全て4つを明記する必要はありませんが、併用することで信憑性も高まりユーザーの懐疑的な部分を払拭できるので、より良いクリエイティブにできると思いますが、広告やクリエイティブのスペースが限られている場合は、ベネフィットに応じて取捨選択をしましょう。
ベネフィットを盛り込んだクリエイティブ・ブリーフ
クリエイティブ・ブリーフは、外資系の広告代理店が持ち込んだ手法と言われ、広告制作などにおいて戦略のベースとなる情報を完結にまとめたものです。
5年程前に外部広告代理店の方とのクリエイティブのやりとりで、依頼の提出用に使っていましたが、今は要件段階で煮詰まった時に自問自答のアウトプットの方法で使用しています。
内容は実際の広告制作の前に、方針や目的などをステークホルダー全員で確認するためのもので、たった1枚でできるシートで作ります。
クリエイティブ・ブリーフの項目
業種や業態によって項目に差分が多少あるようですが、自分が使っていた時の物は、以下9つの項目です。

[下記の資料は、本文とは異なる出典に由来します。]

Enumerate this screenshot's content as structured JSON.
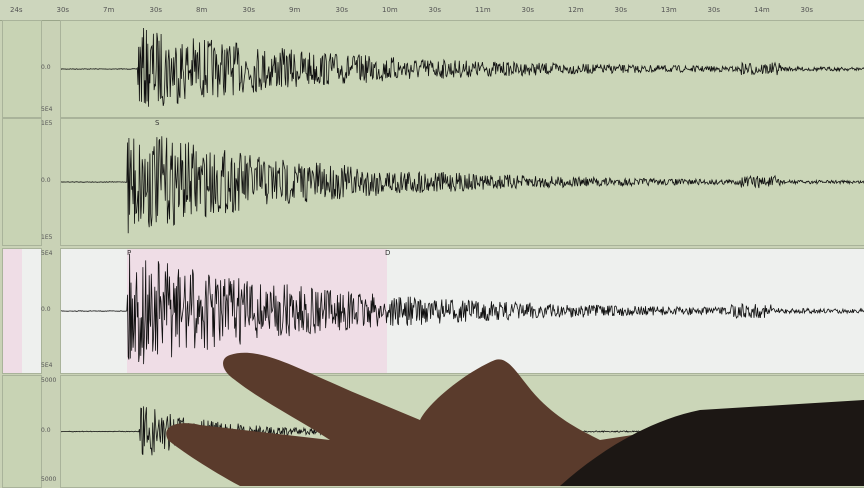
{
  "ruler": {
    "ticks": [
      "24s",
      "30s",
      "7m",
      "30s",
      "8m",
      "30s",
      "9m",
      "30s",
      "10m",
      "30s",
      "11m",
      "30s",
      "12m",
      "30s",
      "13m",
      "30s",
      "14m",
      "30s"
    ]
  },
  "channels": [
    {
      "scale_top": "",
      "scale_mid": "0.0",
      "scale_bottom": "5E4",
      "phase": "",
      "bg": "#cbd6b8"
    },
    {
      "scale_top": "1E5",
      "scale_mid": "0.0",
      "scale_bottom": "1E5",
      "phase": "S",
      "bg": "#cbd6b8"
    },
    {
      "scale_top": "5E4",
      "scale_mid": "0.0",
      "scale_bottom": "5E4",
      "phase": "P",
      "phase2": "D",
      "bg": "#eef0ee",
      "highlight": "#efdde6"
    },
    {
      "scale_top": "5000",
      "scale_mid": "0.0",
      "scale_bottom": "5000",
      "phase": "",
      "bg": "#cbd6b8"
    }
  ]
}
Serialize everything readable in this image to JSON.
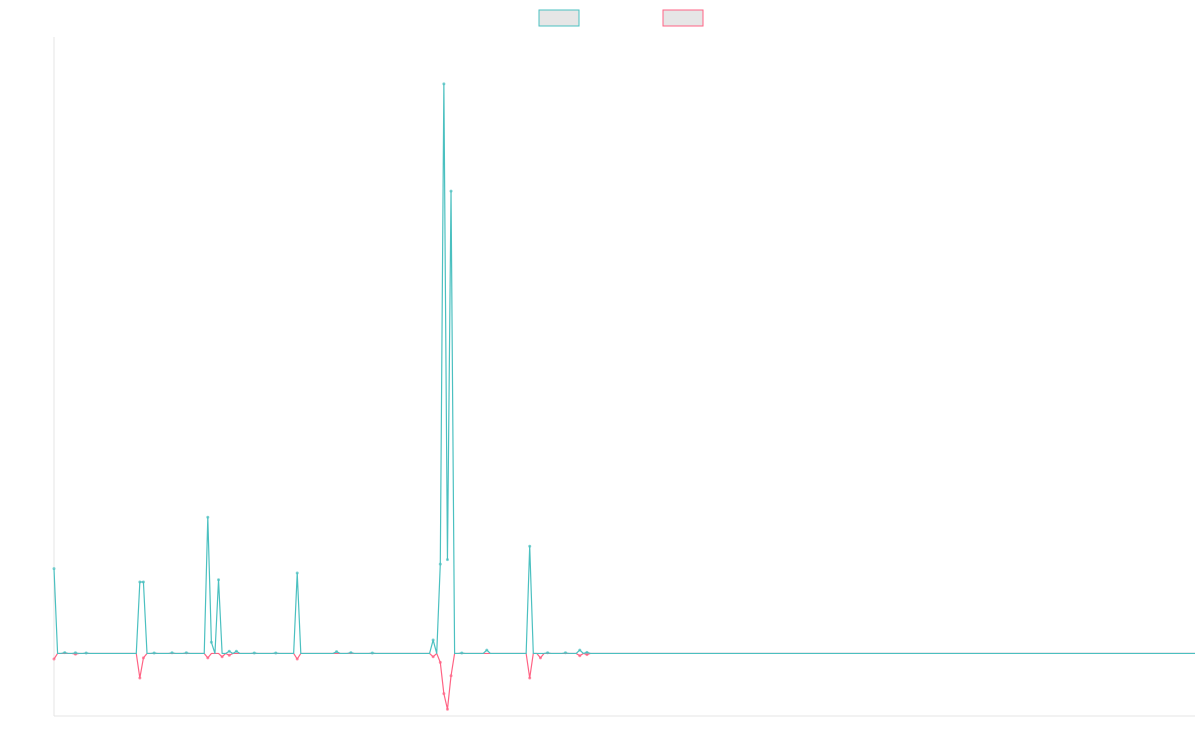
{
  "chart_data": {
    "type": "line",
    "title": "",
    "xlabel": "",
    "ylabel": "",
    "legend_position": "top-center",
    "grid": false,
    "x_range": [
      0,
      319
    ],
    "ylim": [
      -28,
      276
    ],
    "baseline": 0,
    "series": [
      {
        "color": "#4bc0c0",
        "legend_fill": "#e6e6e6",
        "direction": "up",
        "peaks": [
          {
            "x": 0,
            "y": 38
          },
          {
            "x": 3,
            "y": 0.4
          },
          {
            "x": 6,
            "y": 0.3
          },
          {
            "x": 9,
            "y": 0.2
          },
          {
            "x": 24,
            "y": 32
          },
          {
            "x": 25,
            "y": 32
          },
          {
            "x": 28,
            "y": 0.2
          },
          {
            "x": 33,
            "y": 0.3
          },
          {
            "x": 37,
            "y": 0.3
          },
          {
            "x": 43,
            "y": 61
          },
          {
            "x": 44,
            "y": 5
          },
          {
            "x": 46,
            "y": 33
          },
          {
            "x": 49,
            "y": 1
          },
          {
            "x": 51,
            "y": 1
          },
          {
            "x": 56,
            "y": 0.2
          },
          {
            "x": 62,
            "y": 0.2
          },
          {
            "x": 68,
            "y": 36
          },
          {
            "x": 79,
            "y": 0.8
          },
          {
            "x": 83,
            "y": 0.4
          },
          {
            "x": 89,
            "y": 0.2
          },
          {
            "x": 106,
            "y": 6
          },
          {
            "x": 108,
            "y": 40
          },
          {
            "x": 109,
            "y": 255
          },
          {
            "x": 110,
            "y": 42
          },
          {
            "x": 111,
            "y": 207
          },
          {
            "x": 114,
            "y": 0.2
          },
          {
            "x": 121,
            "y": 1.5
          },
          {
            "x": 133,
            "y": 48
          },
          {
            "x": 138,
            "y": 0.3
          },
          {
            "x": 143,
            "y": 0.3
          },
          {
            "x": 147,
            "y": 1.5
          },
          {
            "x": 149,
            "y": 0.5
          }
        ]
      },
      {
        "color": "#ff6384",
        "legend_fill": "#e6e6e6",
        "direction": "down",
        "peaks": [
          {
            "x": 0,
            "y": 2.5
          },
          {
            "x": 6,
            "y": 0.3
          },
          {
            "x": 24,
            "y": 11
          },
          {
            "x": 25,
            "y": 2
          },
          {
            "x": 43,
            "y": 2
          },
          {
            "x": 47,
            "y": 1.5
          },
          {
            "x": 49,
            "y": 0.8
          },
          {
            "x": 68,
            "y": 2.5
          },
          {
            "x": 106,
            "y": 1.5
          },
          {
            "x": 108,
            "y": 4
          },
          {
            "x": 109,
            "y": 18
          },
          {
            "x": 110,
            "y": 25
          },
          {
            "x": 111,
            "y": 10
          },
          {
            "x": 133,
            "y": 11
          },
          {
            "x": 136,
            "y": 2
          },
          {
            "x": 147,
            "y": 1
          },
          {
            "x": 149,
            "y": 0.5
          }
        ]
      }
    ]
  }
}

ベネフィットを含めて目的やターゲットの洗い出しを行います。
- 今回の広告・クリエイティブの目的:KPI
- 誰の為に伝えるか?:ターゲット
- ベネフィットの根拠1:商品・サービスの特徴
- ベネフィット
- ベネフィットの中で広告に最も合うもの:ベネフィットの優先順位
- ベネフィットの根拠2:定量的なもの
- 期待する行動:CVポイントの作成
- 行動を後押しする仕掛けの有無
- 期間と予算
これらを抽出することで、自ずとクリエイティブの内容と方向性が決まるので、制作は割合スムーズに進みます。
クリエイティブ・ブリーフの方法や詳細は、宣伝会議の磯部光毅さんの記事がわかりやすいので、興味のある方は是非ご覧ください。
なぜクリエイティブ・ブリーフを作るのか?
たった1枚のクリエイティブ・ブリーフを作成することで、クリエイティブの判断基準や、なぜそれに至ったかを共有することができ、はたまた外部の方への依頼としてもそのまま使用できます。
そうすることで、社内の意見のヒアリングや承認も容易で巻き直しもなく、制作意図を外部のデザイナーへ正確に制作意図を伝えることができ、何より効果が高いクリエイティブを作ることができます。
このように、広告やクリエイティブの制作前の整理のストレスをなくし、結果早くアウトプットする為にもクリエイティブ・ブリーフが非常に有効です。
色々試行錯誤しながら、自分や会社にあったクリエイティブ・ブリーフでアウトプットの質とスピードを上げていきましょう。